From: Bernhard Voelker
Subject: Re: [bug #64253] Suggestion - Add support for libmagic and xattr
Date: Wed, 31 May 2023 23:18:18 +0200
User-agent: Mozilla/5.0 (X11; Linux x86_64; rv:102.0) Gecko/20100101 Thunderbird/102.11.2

Without commenting here about -magic/-mime, i.e. just to discuss the given
statements on what is possible today.

On 5/25/23 21:18, anonymous wrote:
Currently - with find : We need xargs and sed and so have to worry about
whitespace paths and filenames, we are also spawning several sub-commands.


find -type f |
  xargs file |
   sed -n 's/:.*PE32 executable.*/p' |
    xargs my_command

With find(1), one does not have to "worry about whitespace". There are several
safe ways to stay on the safe side:
- executing per file (which may be inefficient):
    $ find ... -exec $TOOL '{}' ';'
- bulk execution:
    $ find ... -exec $TOOL '{}' +
- if $TOOL understands Zero-separated input (e.g. like grep):
    $ find ... -print0 | $TOOL -z
- else
    $ find ... -print0 | xargs -r0 $TOOL

Re. file(1): unfortunately, this tool - although it has a --files-from option - 
does
not allow Zero-separated input.  For the search case, it would also come handy 
if
file(1) would have a --filter=PATTERN option, and furthermore allow to only 
print
the file name matching the pattern for safe post-processing in other tools.

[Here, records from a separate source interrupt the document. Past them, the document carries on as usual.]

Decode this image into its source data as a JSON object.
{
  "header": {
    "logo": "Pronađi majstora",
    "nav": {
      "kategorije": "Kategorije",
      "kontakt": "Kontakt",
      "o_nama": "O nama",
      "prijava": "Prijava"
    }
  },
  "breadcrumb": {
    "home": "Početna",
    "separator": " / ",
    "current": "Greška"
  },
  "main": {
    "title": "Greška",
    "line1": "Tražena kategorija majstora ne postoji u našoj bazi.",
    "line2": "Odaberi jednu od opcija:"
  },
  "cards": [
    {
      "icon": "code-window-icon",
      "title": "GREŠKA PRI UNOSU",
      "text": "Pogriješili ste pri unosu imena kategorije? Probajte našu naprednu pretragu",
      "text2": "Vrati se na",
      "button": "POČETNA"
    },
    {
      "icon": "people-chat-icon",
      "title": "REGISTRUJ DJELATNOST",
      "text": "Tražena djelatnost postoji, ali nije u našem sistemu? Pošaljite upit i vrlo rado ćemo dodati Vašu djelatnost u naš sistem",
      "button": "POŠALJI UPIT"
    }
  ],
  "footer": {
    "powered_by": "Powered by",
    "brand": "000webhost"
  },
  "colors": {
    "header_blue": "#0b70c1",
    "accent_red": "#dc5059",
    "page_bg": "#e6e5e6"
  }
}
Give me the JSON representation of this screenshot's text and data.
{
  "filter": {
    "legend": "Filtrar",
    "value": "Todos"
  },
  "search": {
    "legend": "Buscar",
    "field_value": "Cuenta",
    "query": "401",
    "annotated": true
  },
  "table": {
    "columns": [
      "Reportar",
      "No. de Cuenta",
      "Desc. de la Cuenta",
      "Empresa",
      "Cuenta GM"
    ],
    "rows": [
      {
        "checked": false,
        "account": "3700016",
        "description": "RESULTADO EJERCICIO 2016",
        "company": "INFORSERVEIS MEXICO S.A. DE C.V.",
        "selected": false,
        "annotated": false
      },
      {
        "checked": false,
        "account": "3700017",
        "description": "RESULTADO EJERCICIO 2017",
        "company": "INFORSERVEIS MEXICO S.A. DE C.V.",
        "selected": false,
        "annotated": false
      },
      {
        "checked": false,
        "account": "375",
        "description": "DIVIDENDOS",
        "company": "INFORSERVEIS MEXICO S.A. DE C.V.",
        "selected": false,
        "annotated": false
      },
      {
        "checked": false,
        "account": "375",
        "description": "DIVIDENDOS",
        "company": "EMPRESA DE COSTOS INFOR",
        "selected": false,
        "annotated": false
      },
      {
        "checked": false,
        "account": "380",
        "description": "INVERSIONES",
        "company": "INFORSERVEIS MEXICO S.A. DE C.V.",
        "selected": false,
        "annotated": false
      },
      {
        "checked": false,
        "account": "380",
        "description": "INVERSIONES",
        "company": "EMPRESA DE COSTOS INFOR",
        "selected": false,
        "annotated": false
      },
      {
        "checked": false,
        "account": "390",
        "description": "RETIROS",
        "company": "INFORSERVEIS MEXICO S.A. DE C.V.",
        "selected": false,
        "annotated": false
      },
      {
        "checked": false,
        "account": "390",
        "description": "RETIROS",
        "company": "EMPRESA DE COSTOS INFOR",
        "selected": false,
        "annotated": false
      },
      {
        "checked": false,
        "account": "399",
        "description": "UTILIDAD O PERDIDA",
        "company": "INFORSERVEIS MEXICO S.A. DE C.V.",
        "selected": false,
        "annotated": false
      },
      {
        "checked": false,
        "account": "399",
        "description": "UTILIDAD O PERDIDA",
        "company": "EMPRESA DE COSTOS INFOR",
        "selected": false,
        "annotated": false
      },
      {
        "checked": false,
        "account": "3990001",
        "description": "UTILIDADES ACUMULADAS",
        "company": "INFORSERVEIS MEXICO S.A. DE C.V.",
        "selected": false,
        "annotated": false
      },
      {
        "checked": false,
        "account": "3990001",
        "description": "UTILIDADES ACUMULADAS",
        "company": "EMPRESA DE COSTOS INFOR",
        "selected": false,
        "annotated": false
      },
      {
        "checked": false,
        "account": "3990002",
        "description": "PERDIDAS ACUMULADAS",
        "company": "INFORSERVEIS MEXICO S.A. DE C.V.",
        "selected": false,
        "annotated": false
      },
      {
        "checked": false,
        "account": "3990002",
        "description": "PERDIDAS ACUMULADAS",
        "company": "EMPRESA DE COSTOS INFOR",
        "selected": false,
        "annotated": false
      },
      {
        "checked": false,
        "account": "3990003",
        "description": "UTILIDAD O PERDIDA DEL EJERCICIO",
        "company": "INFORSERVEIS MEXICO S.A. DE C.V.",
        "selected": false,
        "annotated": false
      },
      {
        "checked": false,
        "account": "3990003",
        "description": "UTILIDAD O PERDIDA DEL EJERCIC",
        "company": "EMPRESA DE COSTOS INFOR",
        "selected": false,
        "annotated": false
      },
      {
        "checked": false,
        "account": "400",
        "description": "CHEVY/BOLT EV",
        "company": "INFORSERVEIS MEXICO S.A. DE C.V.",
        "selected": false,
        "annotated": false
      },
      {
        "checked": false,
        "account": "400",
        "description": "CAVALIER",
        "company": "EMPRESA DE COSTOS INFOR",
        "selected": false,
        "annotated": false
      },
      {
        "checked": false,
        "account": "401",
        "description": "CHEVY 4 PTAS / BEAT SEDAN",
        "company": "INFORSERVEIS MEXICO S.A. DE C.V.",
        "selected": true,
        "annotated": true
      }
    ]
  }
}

Today, one could efficiently and safely use something like this to find files
where file(1) returns a magic string matching PATTERN :

  $ find ... -exec file -00 '{}' + \
      | sed -nz 'h;n; /PATTERN/{g;p}' \
      | xargs -0 my_command

Here's an example to filter on regular files smaller than 40000 bytes, then 
letting
the "file ...|sed ..." pipe filter the wanted magic string "C source", and 
finally
continue the search in a subsequent find(1) command.

  $ find -type f -size -40000c -mtime -1 -exec file -00 '{}' + \
      | sed -nz 'h;n;/^C source/{g;p}' \
      | find/find -files0-from - -ls

Obviously, the file(1) run is always by far the most expensive part, because it
has to read all the files, but at least it is only spawned as less as possible,
which hence saves the number of times the magic file has to be loaded.